Given the current atmospherics of Iraqi public opinion and its confidence in the Iraqi Army post-Ramadi, Abadi may be emboldened to starve out the pro-Iran PMUs. The PMUs may be relegated in 2016 to an effective strength of two auxiliary divisions (40,000 troops) with about half of those being Sunni Arabs. The pro-Najaf PMUs may constitute the bulk of the remaining numbers.
There is the risk of a general breakdown of law and order, however. The pro-Iran PMUs have been moonlighting as muscle for a variety of interests, some somewhat ‘legal’ as private security firms in the south (a few have landed security contracts with non-Western IOCs operating there), while in the case of Basra a few PMUs have tried to extract money from contractors on behalf of their debtors in an extra-legal manner. Pro-Iran PMUs tried to expropriate materiel from the Iraqi Army in Beiji, for example, by applying pressure on some army units to mark their vehicles and weapons as destroyed or lost.
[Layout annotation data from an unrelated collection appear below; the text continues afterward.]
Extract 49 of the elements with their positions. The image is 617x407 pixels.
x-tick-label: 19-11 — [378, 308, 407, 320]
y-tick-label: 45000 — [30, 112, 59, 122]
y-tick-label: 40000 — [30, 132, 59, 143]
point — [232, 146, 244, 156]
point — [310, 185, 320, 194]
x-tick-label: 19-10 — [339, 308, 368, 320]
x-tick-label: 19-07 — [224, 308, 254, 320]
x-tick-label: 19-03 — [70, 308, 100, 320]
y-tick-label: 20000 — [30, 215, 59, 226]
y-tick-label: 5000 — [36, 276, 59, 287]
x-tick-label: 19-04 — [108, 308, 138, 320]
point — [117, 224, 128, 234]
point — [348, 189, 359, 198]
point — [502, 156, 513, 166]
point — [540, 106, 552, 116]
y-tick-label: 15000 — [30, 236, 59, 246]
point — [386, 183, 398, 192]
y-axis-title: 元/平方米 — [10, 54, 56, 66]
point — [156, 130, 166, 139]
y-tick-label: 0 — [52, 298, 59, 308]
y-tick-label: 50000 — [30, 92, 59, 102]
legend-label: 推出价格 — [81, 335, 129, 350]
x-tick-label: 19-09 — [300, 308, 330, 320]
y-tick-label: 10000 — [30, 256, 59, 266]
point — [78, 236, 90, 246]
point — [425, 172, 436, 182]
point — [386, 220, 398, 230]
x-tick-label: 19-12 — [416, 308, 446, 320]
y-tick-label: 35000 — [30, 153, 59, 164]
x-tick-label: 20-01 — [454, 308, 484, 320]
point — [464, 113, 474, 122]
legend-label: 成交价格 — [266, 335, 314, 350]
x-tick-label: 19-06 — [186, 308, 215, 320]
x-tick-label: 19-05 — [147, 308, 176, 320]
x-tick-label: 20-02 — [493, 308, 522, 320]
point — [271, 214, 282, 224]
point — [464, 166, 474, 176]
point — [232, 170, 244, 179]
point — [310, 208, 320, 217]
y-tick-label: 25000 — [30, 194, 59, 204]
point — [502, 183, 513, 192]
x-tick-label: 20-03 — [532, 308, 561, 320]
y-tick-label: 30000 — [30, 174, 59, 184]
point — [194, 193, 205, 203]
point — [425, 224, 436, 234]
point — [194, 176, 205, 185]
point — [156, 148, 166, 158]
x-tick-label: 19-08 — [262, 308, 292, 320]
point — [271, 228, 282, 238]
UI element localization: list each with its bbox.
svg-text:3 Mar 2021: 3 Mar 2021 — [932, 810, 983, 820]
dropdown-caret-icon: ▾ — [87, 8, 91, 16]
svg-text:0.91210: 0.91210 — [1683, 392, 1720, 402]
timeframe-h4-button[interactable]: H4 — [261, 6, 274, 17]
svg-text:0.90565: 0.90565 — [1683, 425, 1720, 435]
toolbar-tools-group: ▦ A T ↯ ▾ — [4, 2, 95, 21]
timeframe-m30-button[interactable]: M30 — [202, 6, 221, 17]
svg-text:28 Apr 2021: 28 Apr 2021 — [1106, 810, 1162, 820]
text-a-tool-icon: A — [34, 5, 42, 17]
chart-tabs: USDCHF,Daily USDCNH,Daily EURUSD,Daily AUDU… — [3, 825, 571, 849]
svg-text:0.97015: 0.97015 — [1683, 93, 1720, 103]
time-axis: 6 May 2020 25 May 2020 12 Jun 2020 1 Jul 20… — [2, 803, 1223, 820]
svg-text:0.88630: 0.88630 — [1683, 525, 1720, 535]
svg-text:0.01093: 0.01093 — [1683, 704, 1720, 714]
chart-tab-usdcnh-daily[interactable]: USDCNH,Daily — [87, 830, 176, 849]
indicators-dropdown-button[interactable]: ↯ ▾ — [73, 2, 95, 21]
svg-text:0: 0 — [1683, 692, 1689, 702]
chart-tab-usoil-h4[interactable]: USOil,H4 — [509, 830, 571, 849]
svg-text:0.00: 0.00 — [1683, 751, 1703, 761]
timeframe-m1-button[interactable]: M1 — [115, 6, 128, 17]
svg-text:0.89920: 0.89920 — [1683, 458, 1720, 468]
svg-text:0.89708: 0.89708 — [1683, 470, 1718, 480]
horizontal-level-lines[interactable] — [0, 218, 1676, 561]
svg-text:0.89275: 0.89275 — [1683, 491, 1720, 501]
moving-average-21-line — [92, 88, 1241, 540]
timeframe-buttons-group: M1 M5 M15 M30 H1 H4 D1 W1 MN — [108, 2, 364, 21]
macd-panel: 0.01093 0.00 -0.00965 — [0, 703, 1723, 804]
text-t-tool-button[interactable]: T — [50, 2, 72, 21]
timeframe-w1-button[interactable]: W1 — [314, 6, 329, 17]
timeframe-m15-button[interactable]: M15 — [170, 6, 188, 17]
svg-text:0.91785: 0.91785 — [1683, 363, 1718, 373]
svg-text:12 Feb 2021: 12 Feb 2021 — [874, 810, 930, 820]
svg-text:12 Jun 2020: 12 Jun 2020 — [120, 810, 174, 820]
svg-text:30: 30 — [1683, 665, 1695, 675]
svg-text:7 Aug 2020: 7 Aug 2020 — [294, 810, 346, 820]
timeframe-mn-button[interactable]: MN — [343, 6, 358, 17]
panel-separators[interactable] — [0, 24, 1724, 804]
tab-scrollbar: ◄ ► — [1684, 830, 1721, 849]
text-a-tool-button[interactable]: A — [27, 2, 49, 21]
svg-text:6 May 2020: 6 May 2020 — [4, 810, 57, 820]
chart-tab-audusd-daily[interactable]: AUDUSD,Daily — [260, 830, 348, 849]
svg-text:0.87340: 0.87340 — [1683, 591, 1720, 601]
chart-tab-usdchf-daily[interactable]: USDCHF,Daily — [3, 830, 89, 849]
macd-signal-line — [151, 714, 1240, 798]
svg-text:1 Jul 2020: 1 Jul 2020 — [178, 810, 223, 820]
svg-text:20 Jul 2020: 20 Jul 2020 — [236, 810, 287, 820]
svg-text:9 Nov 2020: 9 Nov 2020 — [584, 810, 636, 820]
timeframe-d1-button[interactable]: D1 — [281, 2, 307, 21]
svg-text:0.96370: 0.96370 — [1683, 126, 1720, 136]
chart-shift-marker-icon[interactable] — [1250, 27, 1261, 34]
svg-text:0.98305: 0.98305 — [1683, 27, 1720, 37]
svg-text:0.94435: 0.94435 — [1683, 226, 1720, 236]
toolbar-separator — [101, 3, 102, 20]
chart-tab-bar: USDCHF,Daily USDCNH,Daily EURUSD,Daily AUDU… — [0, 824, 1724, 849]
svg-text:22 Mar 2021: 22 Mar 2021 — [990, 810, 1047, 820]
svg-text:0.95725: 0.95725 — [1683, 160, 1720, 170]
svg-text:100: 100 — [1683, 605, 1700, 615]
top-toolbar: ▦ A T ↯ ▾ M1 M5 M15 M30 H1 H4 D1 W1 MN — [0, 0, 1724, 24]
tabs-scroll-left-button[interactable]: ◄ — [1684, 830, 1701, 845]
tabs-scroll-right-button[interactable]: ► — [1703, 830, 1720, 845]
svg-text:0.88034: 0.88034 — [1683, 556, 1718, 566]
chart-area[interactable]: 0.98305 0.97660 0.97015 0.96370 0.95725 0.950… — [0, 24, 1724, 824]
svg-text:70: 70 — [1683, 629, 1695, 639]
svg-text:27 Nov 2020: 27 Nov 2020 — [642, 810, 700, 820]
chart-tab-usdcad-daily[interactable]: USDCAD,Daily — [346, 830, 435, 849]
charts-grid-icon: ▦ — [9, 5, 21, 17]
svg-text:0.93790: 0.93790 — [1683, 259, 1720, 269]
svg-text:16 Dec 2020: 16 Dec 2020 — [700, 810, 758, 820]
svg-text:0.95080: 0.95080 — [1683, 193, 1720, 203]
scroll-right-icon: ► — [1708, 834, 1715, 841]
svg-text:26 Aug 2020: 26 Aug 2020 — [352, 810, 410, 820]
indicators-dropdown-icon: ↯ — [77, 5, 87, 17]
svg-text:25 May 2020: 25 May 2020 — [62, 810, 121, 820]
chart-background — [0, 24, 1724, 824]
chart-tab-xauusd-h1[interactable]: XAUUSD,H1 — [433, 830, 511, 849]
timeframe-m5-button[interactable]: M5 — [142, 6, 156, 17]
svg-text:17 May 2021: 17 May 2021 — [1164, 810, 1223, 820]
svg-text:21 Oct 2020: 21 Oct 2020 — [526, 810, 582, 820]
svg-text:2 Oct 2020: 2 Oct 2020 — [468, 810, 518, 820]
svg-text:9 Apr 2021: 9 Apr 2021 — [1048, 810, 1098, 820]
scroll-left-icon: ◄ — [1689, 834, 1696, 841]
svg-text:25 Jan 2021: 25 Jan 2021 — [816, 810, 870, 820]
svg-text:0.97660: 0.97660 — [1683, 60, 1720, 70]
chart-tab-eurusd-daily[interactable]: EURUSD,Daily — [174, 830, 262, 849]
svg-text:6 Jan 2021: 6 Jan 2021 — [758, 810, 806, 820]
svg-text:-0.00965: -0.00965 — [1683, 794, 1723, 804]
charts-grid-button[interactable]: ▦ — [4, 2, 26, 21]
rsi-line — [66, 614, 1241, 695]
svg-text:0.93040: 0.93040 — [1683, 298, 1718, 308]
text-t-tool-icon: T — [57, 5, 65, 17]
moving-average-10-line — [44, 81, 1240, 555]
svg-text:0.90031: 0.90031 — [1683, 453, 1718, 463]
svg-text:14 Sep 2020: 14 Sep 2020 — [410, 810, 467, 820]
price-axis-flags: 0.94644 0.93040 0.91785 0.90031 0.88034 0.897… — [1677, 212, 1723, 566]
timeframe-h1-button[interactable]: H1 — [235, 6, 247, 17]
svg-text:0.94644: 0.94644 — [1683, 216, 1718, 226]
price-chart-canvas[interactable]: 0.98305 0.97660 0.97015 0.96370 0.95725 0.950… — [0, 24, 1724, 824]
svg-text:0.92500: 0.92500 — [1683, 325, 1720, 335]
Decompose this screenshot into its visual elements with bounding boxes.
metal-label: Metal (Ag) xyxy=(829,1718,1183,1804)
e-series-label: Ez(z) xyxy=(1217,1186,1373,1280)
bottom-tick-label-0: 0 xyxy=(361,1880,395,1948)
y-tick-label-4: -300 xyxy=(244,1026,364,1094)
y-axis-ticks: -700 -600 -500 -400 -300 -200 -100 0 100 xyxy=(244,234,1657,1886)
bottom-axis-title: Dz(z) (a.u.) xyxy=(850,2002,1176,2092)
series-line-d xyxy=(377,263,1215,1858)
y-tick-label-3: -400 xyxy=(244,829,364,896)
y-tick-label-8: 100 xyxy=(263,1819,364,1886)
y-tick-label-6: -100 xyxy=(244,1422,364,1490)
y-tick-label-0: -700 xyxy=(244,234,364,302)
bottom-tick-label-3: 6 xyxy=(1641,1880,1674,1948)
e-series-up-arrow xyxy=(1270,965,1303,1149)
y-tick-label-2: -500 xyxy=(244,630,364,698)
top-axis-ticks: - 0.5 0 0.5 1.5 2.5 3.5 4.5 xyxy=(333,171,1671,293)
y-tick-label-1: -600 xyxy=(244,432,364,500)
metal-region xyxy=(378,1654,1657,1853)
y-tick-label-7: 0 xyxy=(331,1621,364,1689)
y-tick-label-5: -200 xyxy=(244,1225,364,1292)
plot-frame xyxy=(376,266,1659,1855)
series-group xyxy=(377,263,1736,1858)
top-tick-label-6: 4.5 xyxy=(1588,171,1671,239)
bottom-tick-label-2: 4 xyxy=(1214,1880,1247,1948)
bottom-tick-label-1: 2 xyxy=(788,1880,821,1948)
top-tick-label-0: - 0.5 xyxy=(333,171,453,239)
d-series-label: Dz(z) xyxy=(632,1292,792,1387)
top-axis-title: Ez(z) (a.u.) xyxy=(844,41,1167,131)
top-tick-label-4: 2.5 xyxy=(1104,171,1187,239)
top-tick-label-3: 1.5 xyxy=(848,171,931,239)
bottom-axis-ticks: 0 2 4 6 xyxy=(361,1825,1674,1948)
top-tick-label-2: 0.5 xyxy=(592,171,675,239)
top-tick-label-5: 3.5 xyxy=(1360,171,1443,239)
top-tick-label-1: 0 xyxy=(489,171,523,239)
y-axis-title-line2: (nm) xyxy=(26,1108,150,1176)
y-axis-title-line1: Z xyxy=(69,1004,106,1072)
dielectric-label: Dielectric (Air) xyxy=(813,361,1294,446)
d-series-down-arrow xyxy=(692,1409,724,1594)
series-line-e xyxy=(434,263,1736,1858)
PMUs have also profited from expropriating private property in Sunni areas such as agricultural equipment and new cars, although very little of that remains to be taken. Yet I find it highly unlikely that they can turn back time to the situation that was prevalent in 2006-2008 when militias were running amok in central and southern Iraq; they are finding that the entrenched political and economic interests (notables, tribes, parties) there had solidified in the intervening years and are consequently too strong to be confronted head-on.
It may also turn out that the PMUs would begin cannibalizing each other as they fight for the scraps. The erosion in the stature and resources of the pro-Iran PMUs over the next few months may reflect upon the Provincial Council election results that their associated political arms may achieve in 2017. The PMUs did not get the opportunity to cash-in their popularity after Mosul into political ascendancy by way of either provincial council seats or parliamentary slots.
Abuses by pro-Iran PMUs
Human rights abuses against Sunnis, as well as their own de facto regional ‘diplomacy’, may give Baghdad the casus belli it needs to further sideline the pro-Iran PMUs.
Instances such as the well-documented disappearance of 900 to 1400 young Sunni men escaping from Anbar province after being arrested/abducted at PMU-run checkpoints in Bzeibiz and Razzaza, and the abduction of the Qatari hunting party, may portray the PMUs as out-of-control in the eyes of Baghdad, and Iraqi public opinion at large. The Iraqi government is still strong enough to tip a confrontation with the pro-Iran PMUs to its favor should it come to that, and the Iranian leadership, divided as it is, may not have the stomach for such a development. (NOTE: The Governor of Anbar submitted a list of 700 abductees to the Iraqi government a month ago)
One source claims that 400 of the abductees were handed over to the Ministry of Interior over the last few days, indicating that the pro-Iran PMUs are interested in resolving such thorny issues, forestalling a confrontation. On the Qatar front, Lebanese Hezbollah’s point person for Iraq is leading the negotiations for the release of the hunting party.
The tide is turning against the pro-Iran PMUs. Recent news reports that Abadi is trying to sideline Abu Mahdi al-Muhandis are not accurate, but they do indicate a change of mood: the balance of power has shifted. Of course, a major shift on the battlefield in the favor of IS would bring us back to square one, and the public mood may shift again towards Suleimani and his PMUs. However, there is “chatter” among political operatives in Baghdad and in regional capitals that the Ramadi win may be followed-up with a non-military win in Falloujah, which would also go a long way towards establishing popular confidence in the Abadi government and the Iraqi Army.